L'arboretum... 3ème partie...

"S'enraciner. Quand je n'avais fait qu'avancer, encore et toujours. Aiguillonnée par un appétit de feuilles, de branches et d'écorce. De sève et de fruits. Et d'humains...

La fatigue avec l'age. J'avais passé ma vie sur les routes du monde, avec au fond de l'ame cette envie de trouver une foret, ma foret, un arbre... mon arbre. Et puis ces mots, dans le livre d'or, ces mots qui me parlaient si fort, tambour dans le ventre, seve et sang melés.

Je ris en silence. Je me moque de moi-meme.

J'ai travaillé, toute ma vie. Seulement, voilà : je n'ai pas le moindre argent devant moi. Je n'ai pas un sou, ni un liard et encore moins un dollar en poche. J'ai vécu de peu, de quoi me nourrir, parfois me loger. Ce qui me restait, je le donnais. Les nomades voyagent léger. Et j'en étais une.

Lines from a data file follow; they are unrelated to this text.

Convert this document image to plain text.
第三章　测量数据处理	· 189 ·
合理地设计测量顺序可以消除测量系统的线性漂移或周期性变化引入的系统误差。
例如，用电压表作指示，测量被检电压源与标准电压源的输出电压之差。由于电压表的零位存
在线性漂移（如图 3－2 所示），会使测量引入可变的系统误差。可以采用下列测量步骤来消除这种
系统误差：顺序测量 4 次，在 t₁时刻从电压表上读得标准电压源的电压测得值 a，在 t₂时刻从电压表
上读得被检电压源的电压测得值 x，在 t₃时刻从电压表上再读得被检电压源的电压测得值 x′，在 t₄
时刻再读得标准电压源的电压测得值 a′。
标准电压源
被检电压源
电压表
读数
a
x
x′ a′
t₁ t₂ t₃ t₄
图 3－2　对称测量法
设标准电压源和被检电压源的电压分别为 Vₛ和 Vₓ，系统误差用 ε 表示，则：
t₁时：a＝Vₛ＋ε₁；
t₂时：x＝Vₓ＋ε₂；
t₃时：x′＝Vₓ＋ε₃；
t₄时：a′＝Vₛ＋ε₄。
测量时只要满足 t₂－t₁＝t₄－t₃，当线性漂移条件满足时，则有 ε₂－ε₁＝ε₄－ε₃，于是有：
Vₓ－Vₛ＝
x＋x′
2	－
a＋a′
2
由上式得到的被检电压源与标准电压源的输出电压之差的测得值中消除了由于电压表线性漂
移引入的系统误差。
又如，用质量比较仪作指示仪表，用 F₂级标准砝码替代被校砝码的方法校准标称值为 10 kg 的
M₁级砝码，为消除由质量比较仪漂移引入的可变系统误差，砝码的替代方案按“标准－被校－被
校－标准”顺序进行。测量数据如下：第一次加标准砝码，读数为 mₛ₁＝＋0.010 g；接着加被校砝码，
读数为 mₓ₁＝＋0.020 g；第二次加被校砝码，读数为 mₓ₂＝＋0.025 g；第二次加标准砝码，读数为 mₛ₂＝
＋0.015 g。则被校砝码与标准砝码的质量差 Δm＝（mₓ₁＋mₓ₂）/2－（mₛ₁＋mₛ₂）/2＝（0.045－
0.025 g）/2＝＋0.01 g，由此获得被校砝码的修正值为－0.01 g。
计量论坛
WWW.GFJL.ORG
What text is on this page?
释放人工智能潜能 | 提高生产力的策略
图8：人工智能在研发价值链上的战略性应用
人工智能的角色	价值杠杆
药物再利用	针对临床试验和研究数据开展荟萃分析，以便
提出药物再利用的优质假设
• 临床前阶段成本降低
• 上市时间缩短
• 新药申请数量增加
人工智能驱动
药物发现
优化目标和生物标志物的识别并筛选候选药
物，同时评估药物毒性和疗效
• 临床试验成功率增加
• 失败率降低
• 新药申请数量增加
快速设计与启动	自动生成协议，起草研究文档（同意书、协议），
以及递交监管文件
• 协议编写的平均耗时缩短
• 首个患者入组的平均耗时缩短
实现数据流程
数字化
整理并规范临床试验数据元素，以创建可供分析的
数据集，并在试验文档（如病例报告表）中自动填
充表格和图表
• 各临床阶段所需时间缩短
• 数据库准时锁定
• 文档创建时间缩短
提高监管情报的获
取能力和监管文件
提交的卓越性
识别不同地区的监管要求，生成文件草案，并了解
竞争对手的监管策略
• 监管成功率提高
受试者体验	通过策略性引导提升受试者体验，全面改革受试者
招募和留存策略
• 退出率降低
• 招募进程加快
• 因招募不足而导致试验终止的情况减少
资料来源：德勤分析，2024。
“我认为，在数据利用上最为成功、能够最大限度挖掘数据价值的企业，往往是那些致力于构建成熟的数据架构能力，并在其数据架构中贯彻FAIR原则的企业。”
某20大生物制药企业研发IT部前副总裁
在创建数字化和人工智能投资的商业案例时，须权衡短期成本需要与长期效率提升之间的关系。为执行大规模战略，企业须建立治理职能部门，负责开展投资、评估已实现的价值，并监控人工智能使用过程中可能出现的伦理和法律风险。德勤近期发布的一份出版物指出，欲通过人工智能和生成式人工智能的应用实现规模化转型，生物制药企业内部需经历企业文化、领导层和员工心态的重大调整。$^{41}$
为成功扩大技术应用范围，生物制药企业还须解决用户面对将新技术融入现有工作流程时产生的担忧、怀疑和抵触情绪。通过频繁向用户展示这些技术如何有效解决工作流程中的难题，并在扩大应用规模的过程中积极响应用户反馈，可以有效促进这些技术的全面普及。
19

J'en ai revé de cet arboretum. Le mien. Idéal. Pourvu de toutes les espèces d'arbres vivants sur la planete. Un lieu où les humains de toutes races se meleraient. Promeneurs du dimanche, scientifiques passionnés (j'ai dans l'idée... fausse ?... qu'un scientifique est de toute évidence un etre passionné), écoles primaires pour la leçon hebdomadaire, caravanes d'hommes bleus, cavaliers de Mongolie, bushmen,... Pour un tel reve, un tel concept, il aurait fallu des fortunes, et puis aussi des hectares et des hectares, quantité de jardiniers, paysagistes,... et un lieu, immense, magnifique, propice à toutes les cultures car chaque arbre a son sol et sa saison. Et cet endroit n'existe pas, ne peut pas exister et n'existera jamais. Une utopie certes. Une belle utopie. La mienne.

Ce que je fais ? Je suis restée dans ce jardin des plantes. J'ai postulé pour remplacer le gardien qui partait en retraite. Le hasard ou bien le destin... N'est-ce pas la meme chose ?

Pourquoi suis-je restée ? Ah ! Pour ce livre d'or où se déposaient, comme par magie, des mots d'amour. Des mots pour les arbres."

Oursonne (novembre 2009)

La suite... bientot.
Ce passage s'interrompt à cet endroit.